IBARAKI, Dec. 16 – The Fruits World exhibit at the Ibaraki Nature Museum in Bando City, Ibaraki Prefecture, is now attracting a lot of attention as an event offering visitors a chance to enjoy and feel various shapes and scent of all kinds of fruits. There are more than 100 kinds of fruits on display, including local specialties such as chestnuts and melons showed in very unique exhibitions, for example, of cut surfaces as well as flower samples. Visitors can enjoy looking at the fruits from all different angles.
One of the features of the event is how you can look at the shapes of fruits. The biggest highlight is a display of cut fruit herbariums- slices of fruits dried and preserved in bottles filled with herbarium oil. There are 144 herbarium bottles each containing one of the 15 kinds of fruits including cherries, figs, lemons, and kiwi fruits. The bottles on the shelf are lit up from the back to make it easier for visitors to look closely at their colors, shapes and seeds and overall “design” of the fruits.
It also has an exhibit featuring the ecology of fruit trees that introduces origin and features of them by using 50 kinds of pressed flowers and branches as well as 100 types of fruits sampled in Japan and abroad.

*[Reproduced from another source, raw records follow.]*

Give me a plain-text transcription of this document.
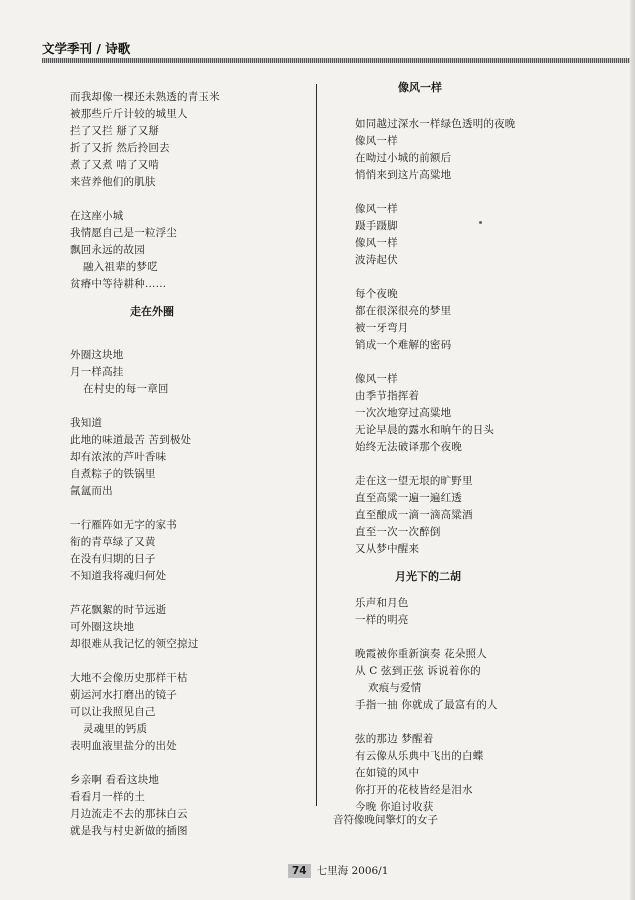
文学季刊 / 诗歌
而我却像一棵还未熟透的青玉米
被那些斤斤计较的城里人
拦了又拦 掰了又掰
折了又折 然后拎回去
煮了又煮 啃了又啃
来营养他们的肌肤
在这座小城
我情愿自己是一粒浮尘
飘回永远的故园
融入祖辈的梦呓
贫瘠中等待耕种……
走在外圈
外圈这块地
月一样高挂
在村史的每一章回
我知道
此地的味道最苦 苦到极处
却有浓浓的芦叶香味
自煮粽子的铁锅里
氤氲而出
一行雁阵如无字的家书
衔的青草绿了又黄
在没有归期的日子
不知道我将魂归何处
芦花飘絮的时节远逝
可外圈这块地
却很难从我记忆的领空掠过
大地不会像历史那样干枯
莂运河水打磨出的镜子
可以让我照见自己
灵魂里的钙质
表明血液里盐分的出处
乡亲啊 看看这块地
看看月一样的土
月边流走不去的那抹白云
就是我与村史新做的插图
像风一样
如同越过深水一样绿色透明的夜晚
像风一样
在呦过小城的前额后
悄悄来到这片高粱地
像风一样
蹑手蹑脚
像风一样
波涛起伏
每个夜晚
都在很深很亮的梦里
被一牙弯月
销成一个难解的密码
像风一样
由季节指挥着
一次次地穿过高粱地
无论早晨的露水和晌午的日头
始终无法破译那个夜晚
走在这一望无垠的旷野里
直至高粱一遍一遍红透
直至酿成一滴一滴高粱酒
直至一次一次醉倒
又从梦中醒来
月光下的二胡
乐声和月色
一样的明亮
晚霞被你重新演奏 花朵照人
从 C 弦到正弦 诉说着你的
欢痕与爱情
手指一抽 你就成了最富有的人
弦的那边 梦醒着
有云像从乐典中飞出的白蝶
在如镜的风中
你打开的花枝皆经是泪水
今晚 你追讨收获
音符像晚间擎灯的女子
74 七里海 2006/1
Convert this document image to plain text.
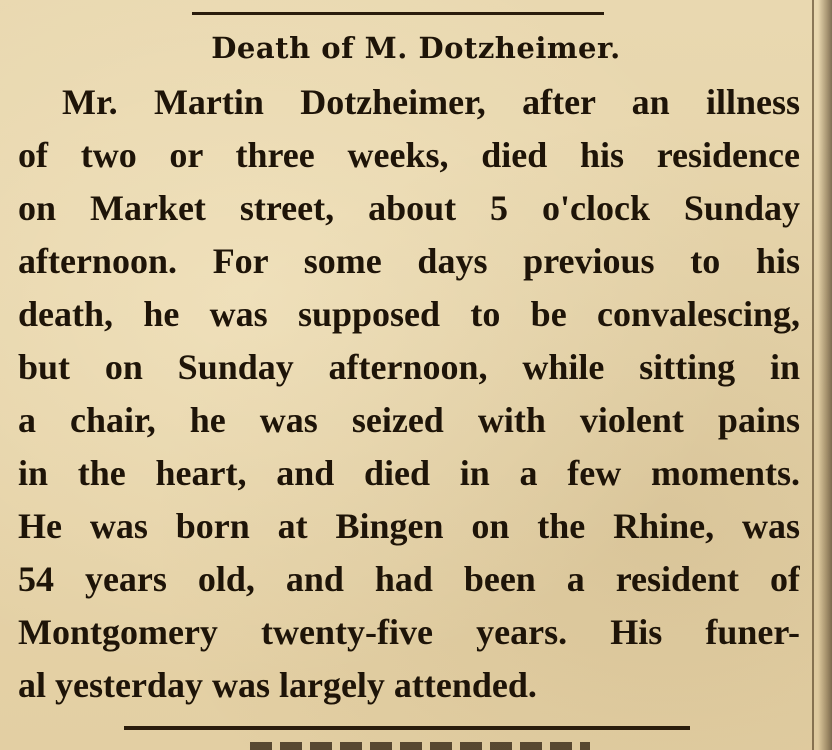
Death of M. Dotzheimer.
Mr. Martin Dotzheimer, after an illness
of two or three weeks, died his residence
on Market street, about 5 o'clock Sunday
afternoon. For some days previous to his
death, he was supposed to be convalescing,
but on Sunday afternoon, while sitting in
a chair, he was seized with violent pains
in the heart, and died in a few moments.
He was born at Bingen on the Rhine, was
54 years old, and had been a resident of
Montgomery twenty-five years. His funer-
al yesterday was largely attended.
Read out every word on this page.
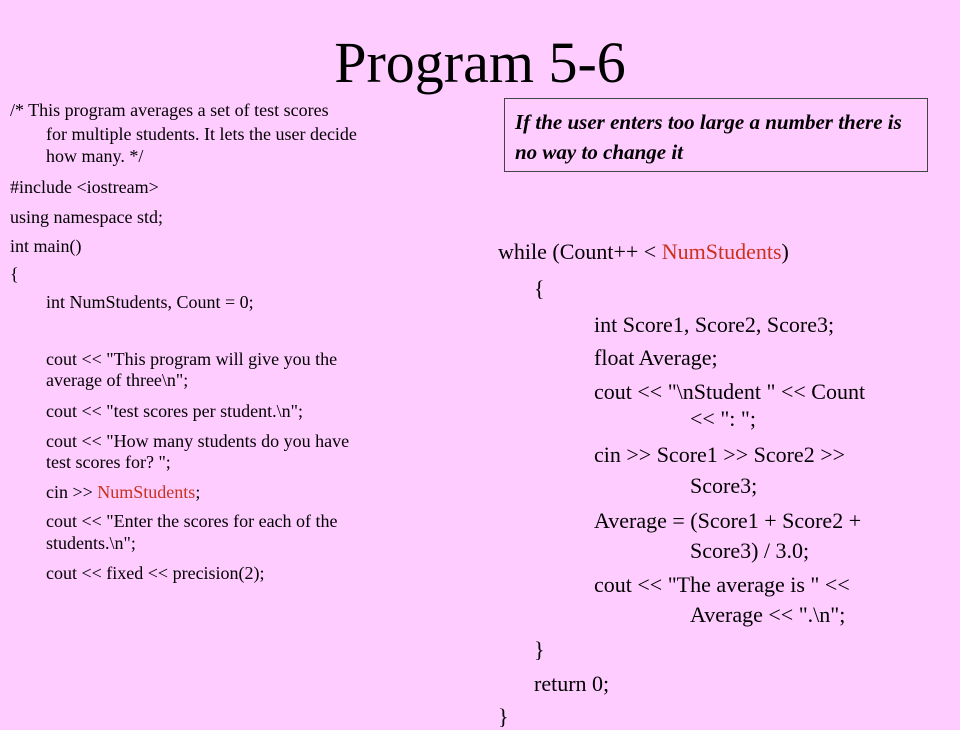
Program 5-6
If the user enters too large a number there is no way to change it
/* This program averages a set of test scores
for multiple students. It lets the user decide
how many. */
#include <iostream>
using namespace std;
int main()
{
int NumStudents, Count = 0;
cout << "This program will give you the
average of three\n";
cout << "test scores per student.\n";
cout << "How many students do you have
test scores for? ";
cin >> NumStudents;
cout << "Enter the scores for each of the
students.\n";
cout << fixed << precision(2);
while (Count++ < NumStudents)
{
int Score1, Score2, Score3;
float Average;
cout << "\nStudent " << Count
<< ": ";
cin >> Score1 >> Score2 >>
Score3;
Average = (Score1 + Score2 +
Score3) / 3.0;
cout << "The average is " <<
Average << ".\n";
}
return 0;
}
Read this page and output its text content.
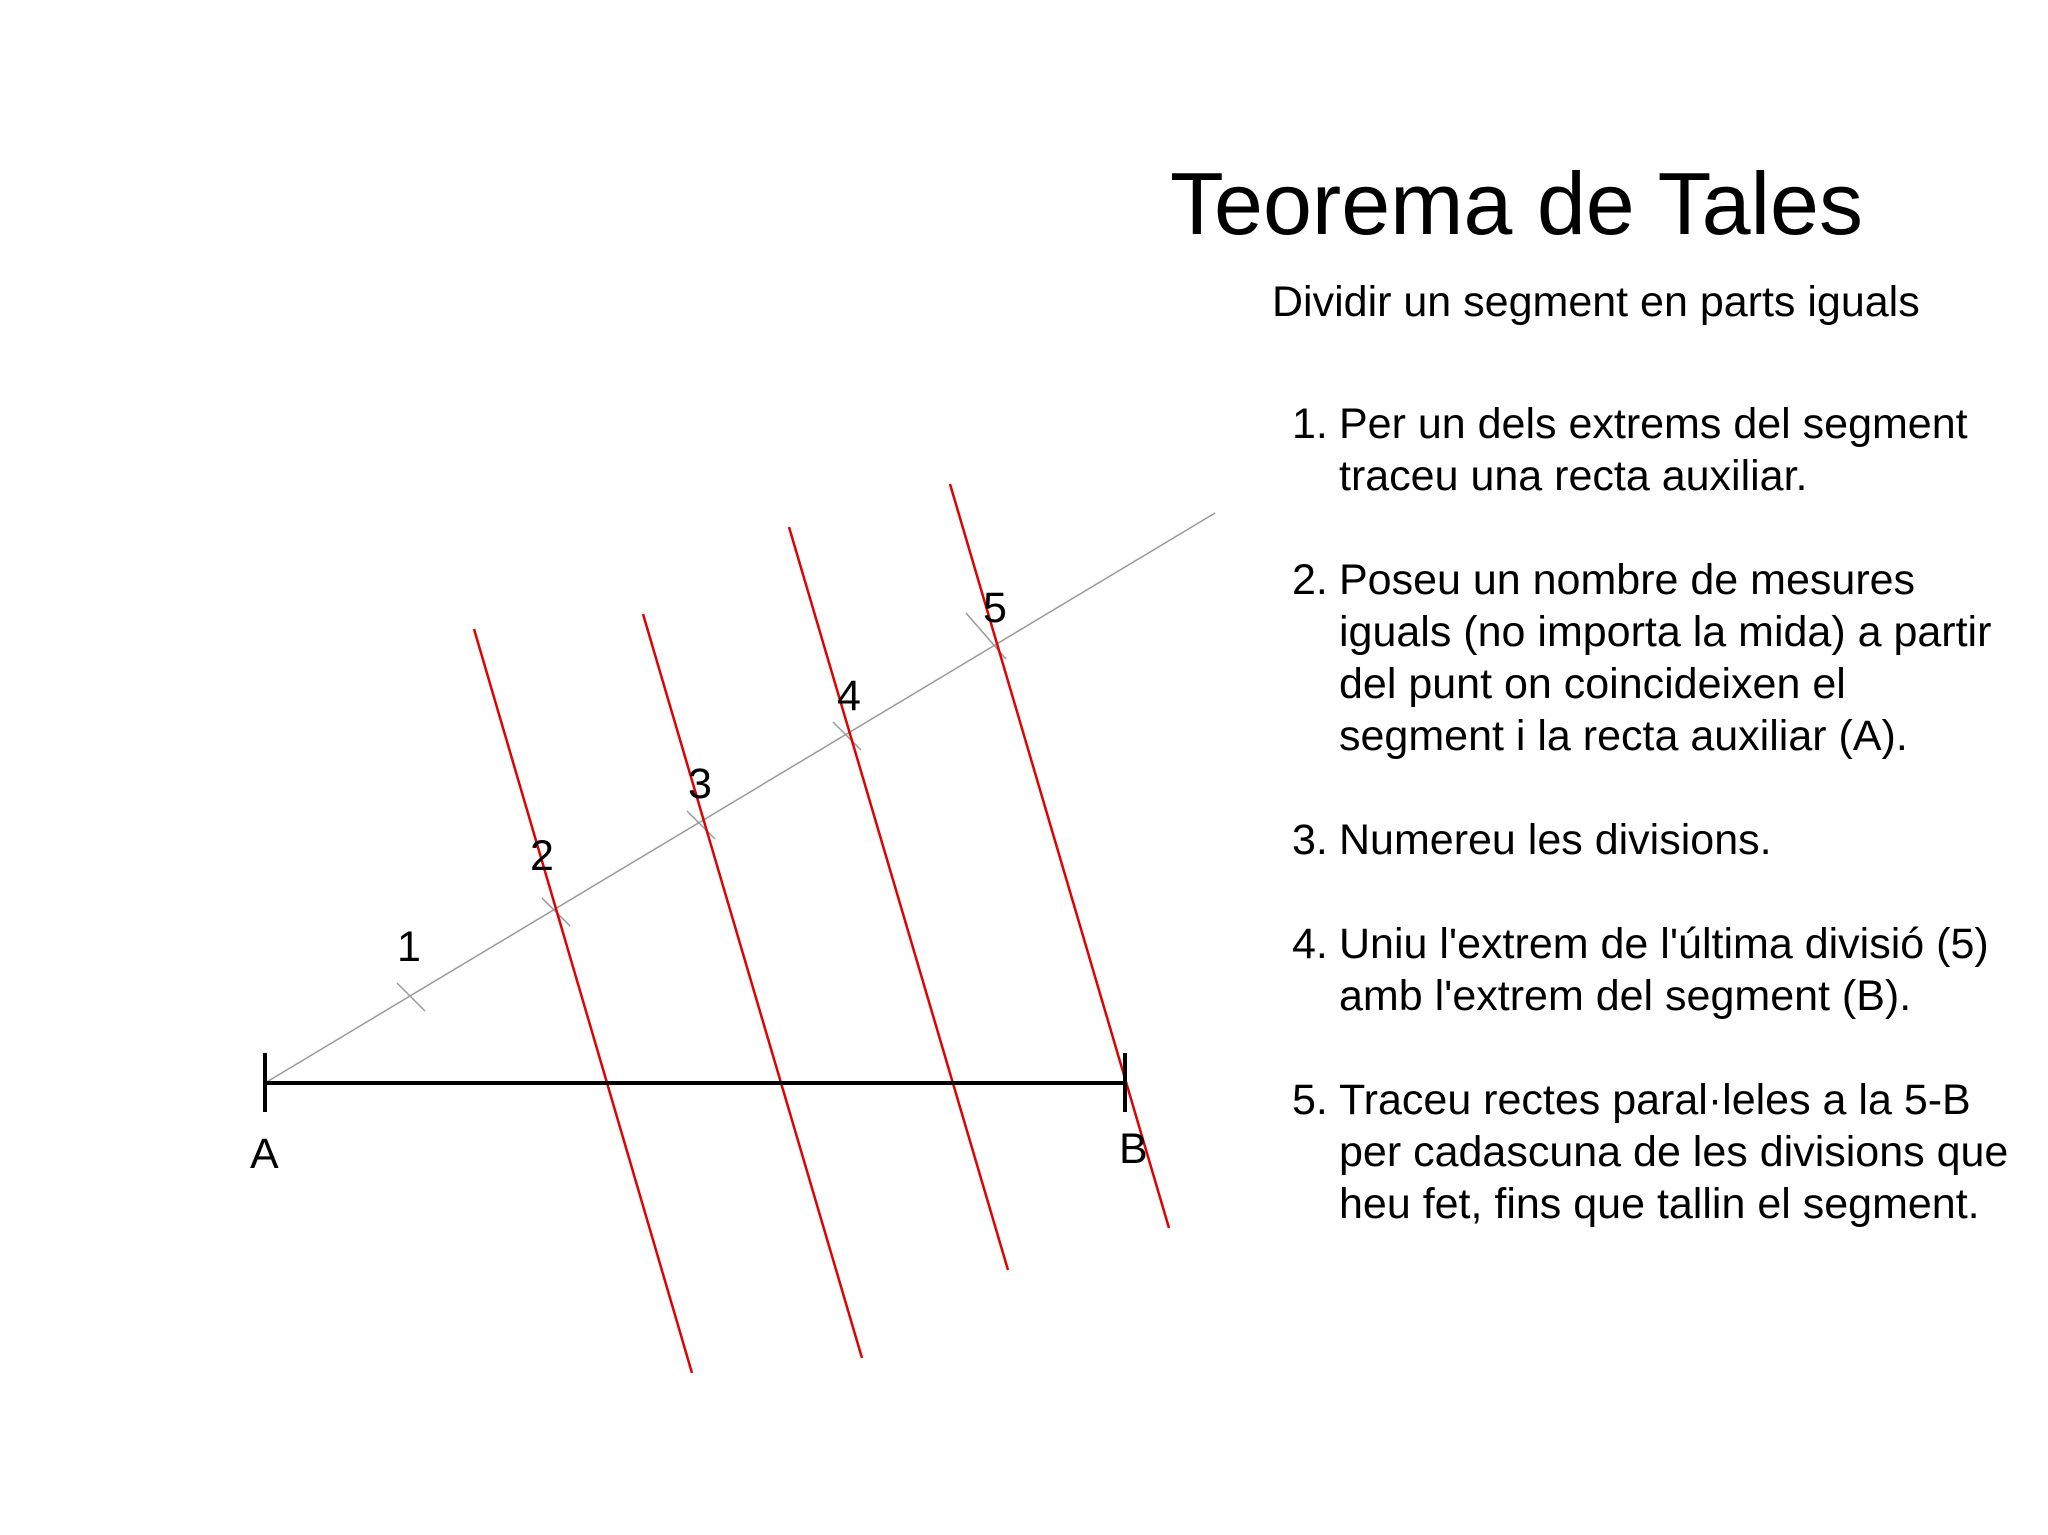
A	B
1
2
3
4
5
Teorema de Tales
Dividir un segment en parts iguals
1. Per un dels extrems del segment traceu una recta auxiliar.
2. Poseu un nombre de mesures iguals (no importa la mida) a partir del punt on coincideixen el segment i la recta auxiliar (A).
3. Numereu les divisions.
4. Uniu l'extrem de l'última divisió (5) amb l'extrem del segment (B).
5. Traceu rectes paral·leles a la 5-B per cadascuna de les divisions que heu fet, fins que tallin el segment.
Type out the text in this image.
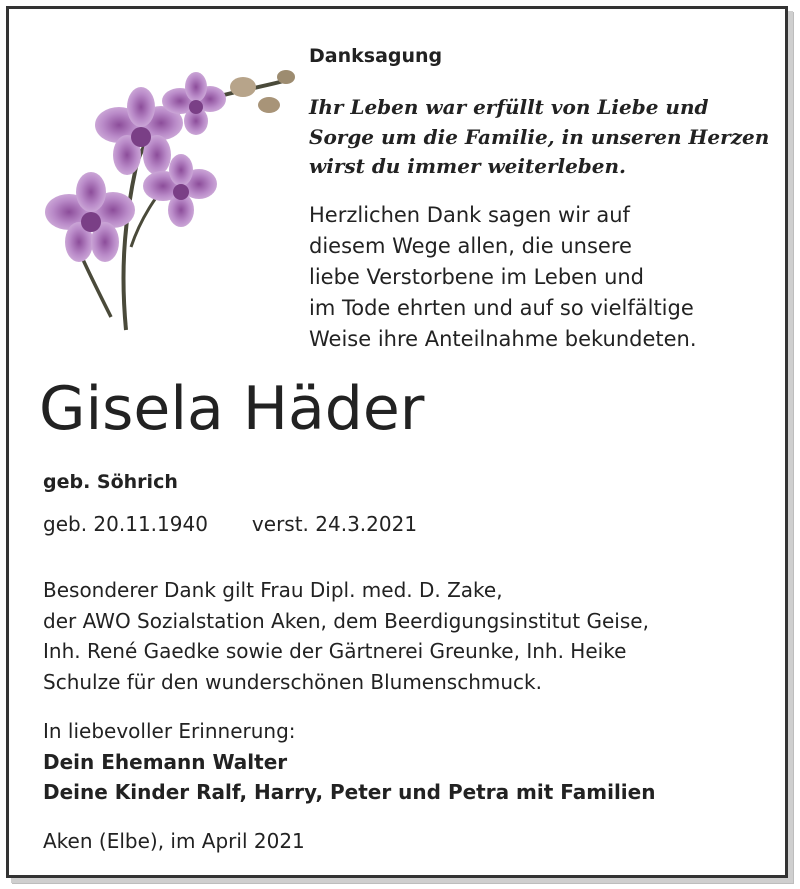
Danksagung
Ihr Leben war erfüllt von Liebe und
Sorge um die Familie, in unseren Herzen
wirst du immer weiterleben.
Herzlichen Dank sagen wir auf
diesem Wege allen, die unsere
liebe Verstorbene im Leben und
im Tode ehrten und auf so vielfältige
Weise ihre Anteilnahme bekundeten.
Gisela Häder
geb. Söhrich
geb. 20.11.1940 verst. 24.3.2021
Besonderer Dank gilt Frau Dipl. med. D. Zake,
der AWO Sozialstation Aken, dem Beerdigungsinstitut Geise,
Inh. René Gaedke sowie der Gärtnerei Greunke, Inh. Heike
Schulze für den wunderschönen Blumenschmuck.
In liebevoller Erinnerung:
Dein Ehemann Walter
Deine Kinder Ralf, Harry, Peter und Petra mit Familien
Aken (Elbe), im April 2021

You can also experience the fragrance of fruits reproduced by a master perfumer.
The Fruits World is the 73th special exhibition for the museum. It collected 918 items with the cooperation of farmers, laboratories and agricultural cooperatives in Ibaraki and other prefectures for the display which began in October.
It combines a lot of fun exhibits and scientific contents. It also has a section dedicated to great works of Eiichi Kurosawa, a native of Ibaraki who discovered gibberellins, which are plant hormones necessary for growing everyone’s favorite seedless grapes.
According to a 42-year-old planner of the exhibit, Fumio Toshima, “What you see in supermarkets and on your dinner table are only part of the fruits. I want to everyone to learn a lot more about them and love them.” The exhibit will continue until January 27, 2019.